Cool-I had no idea that you guys were so poetic! ;)


2

When discussing poetry, I confess I always remember these lines from Love's Labours Lost:

Dumaine : In reason nothing.
Berone: Something then in rhyme.

And that sums up my opinion of a lot of the poetry I've read. :)


3

Just out of curiousity, what percentage of the Boundless staff/Line posters were English majors?


4

Haha... yeah, pretty much. Just look at Sylvia Plath, the cliched example of the tortured poet.


5

So then, poetry is for...everyone.


6

I am an english major.


7

Major doesn't necessarily have anything to do with it, I was an engineering major and write poetry with varying regularity. Here something recent written while meditating on Psalm 6:

Darkness seeks a hold
Obscures Your name from mind
In every which way I'm pulled
Struggle to keep on Your path's line

Each offered path will beckon
But I've traveled there before
Know how later each will darken
Yet leave me still wanting more

So I pray, while still sane
Shine Your glory, light my way
Fill my mouth with Your refrain
And hedge my path, so I'll not stray


8

"Who go grabbing metaphors like lifeboats
When their ship is going down"

You realise that's a simile and not a metaphor? ;)


9

Enjoyed the poetry. I have a collection of poetic lifeboats from my college years, I've since grabbed on to the real thing at the cross. I'm glad to say that it recently gave birth to a new blog I'm really enjoying. God's word is far more inspiring than my former woes.


10

Aren't similes subsets of metaphors?


11

Nice work, Steve! I was an English major in college; poetry was a particular love of mine. I used to write them myself. Sadly, having postmodern philosophy and radical literary theory crammed down my throat, also in college (at a time when I didn't have the worldview to deal with them) soured me on writing, and even reading, to a certain extent, for a long time.

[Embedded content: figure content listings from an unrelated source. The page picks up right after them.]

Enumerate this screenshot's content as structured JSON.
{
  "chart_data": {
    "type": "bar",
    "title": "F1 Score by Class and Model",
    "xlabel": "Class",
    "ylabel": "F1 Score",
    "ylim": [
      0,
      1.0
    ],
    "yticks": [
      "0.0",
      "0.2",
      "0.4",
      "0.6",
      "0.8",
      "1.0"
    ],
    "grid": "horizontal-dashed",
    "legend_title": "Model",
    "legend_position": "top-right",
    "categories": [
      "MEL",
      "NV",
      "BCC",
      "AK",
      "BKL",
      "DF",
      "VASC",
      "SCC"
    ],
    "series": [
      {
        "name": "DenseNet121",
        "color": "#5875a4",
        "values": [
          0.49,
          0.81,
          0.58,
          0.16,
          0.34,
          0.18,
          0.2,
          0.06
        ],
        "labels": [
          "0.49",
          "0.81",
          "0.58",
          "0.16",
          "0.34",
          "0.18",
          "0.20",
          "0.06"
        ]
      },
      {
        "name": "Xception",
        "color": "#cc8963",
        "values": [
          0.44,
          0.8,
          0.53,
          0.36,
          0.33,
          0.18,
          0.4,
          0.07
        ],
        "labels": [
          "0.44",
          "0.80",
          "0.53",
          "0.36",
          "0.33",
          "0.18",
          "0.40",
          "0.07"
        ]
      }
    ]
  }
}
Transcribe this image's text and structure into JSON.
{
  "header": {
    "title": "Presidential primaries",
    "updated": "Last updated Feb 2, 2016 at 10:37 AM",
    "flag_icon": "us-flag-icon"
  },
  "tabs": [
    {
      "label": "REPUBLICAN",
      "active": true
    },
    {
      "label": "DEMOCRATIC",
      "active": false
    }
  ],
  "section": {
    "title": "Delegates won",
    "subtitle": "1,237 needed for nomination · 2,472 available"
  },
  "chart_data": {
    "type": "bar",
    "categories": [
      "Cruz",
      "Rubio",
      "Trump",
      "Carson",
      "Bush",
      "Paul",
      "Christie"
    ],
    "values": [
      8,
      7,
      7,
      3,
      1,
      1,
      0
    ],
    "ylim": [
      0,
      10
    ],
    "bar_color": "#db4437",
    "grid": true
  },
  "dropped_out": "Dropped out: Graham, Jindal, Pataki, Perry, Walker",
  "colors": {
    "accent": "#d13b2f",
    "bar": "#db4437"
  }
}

I started reading seriously again when I became a Christian six years ago, at the age of 29. Much more recently, I have also started writing again. For anyone who is interested, you can go to my MySpace page to read original music reviews and a poem (the first one that I have attempted in years!). Here is the link to the page:
http://www.myspace.com/thatibelongtogod


12

Gracie- still misleading to call a simile a metaphor, not really the same thing. A simile is when something is "like" something else (eg. "like a lifeboat"); a metaphor is when something IS something else (eg. "The killer was a lion, waiting to ambush his prey").


13

Hey, i thought i'd share one of my own.

The One Who Gave

Hold back the dam of sadness
Hold back the dam of broken dreams
Hold back the dam of lost love
Hold back the dam of hopelessness

I fear the bursting of tears
I fear the drowning of hope
I fear the bleed of crimson flow
From the heart that knows not it’s own

Find me refuge in this storm
Find me peace in this turmoil
Find me hope when hope is lost
Find me comfort in arms so cold

Release the floodgates of happiness
Release the floodgates of longings fulfilled
Release the floodgates of unconditional love
Find hope again in the ONE who gave.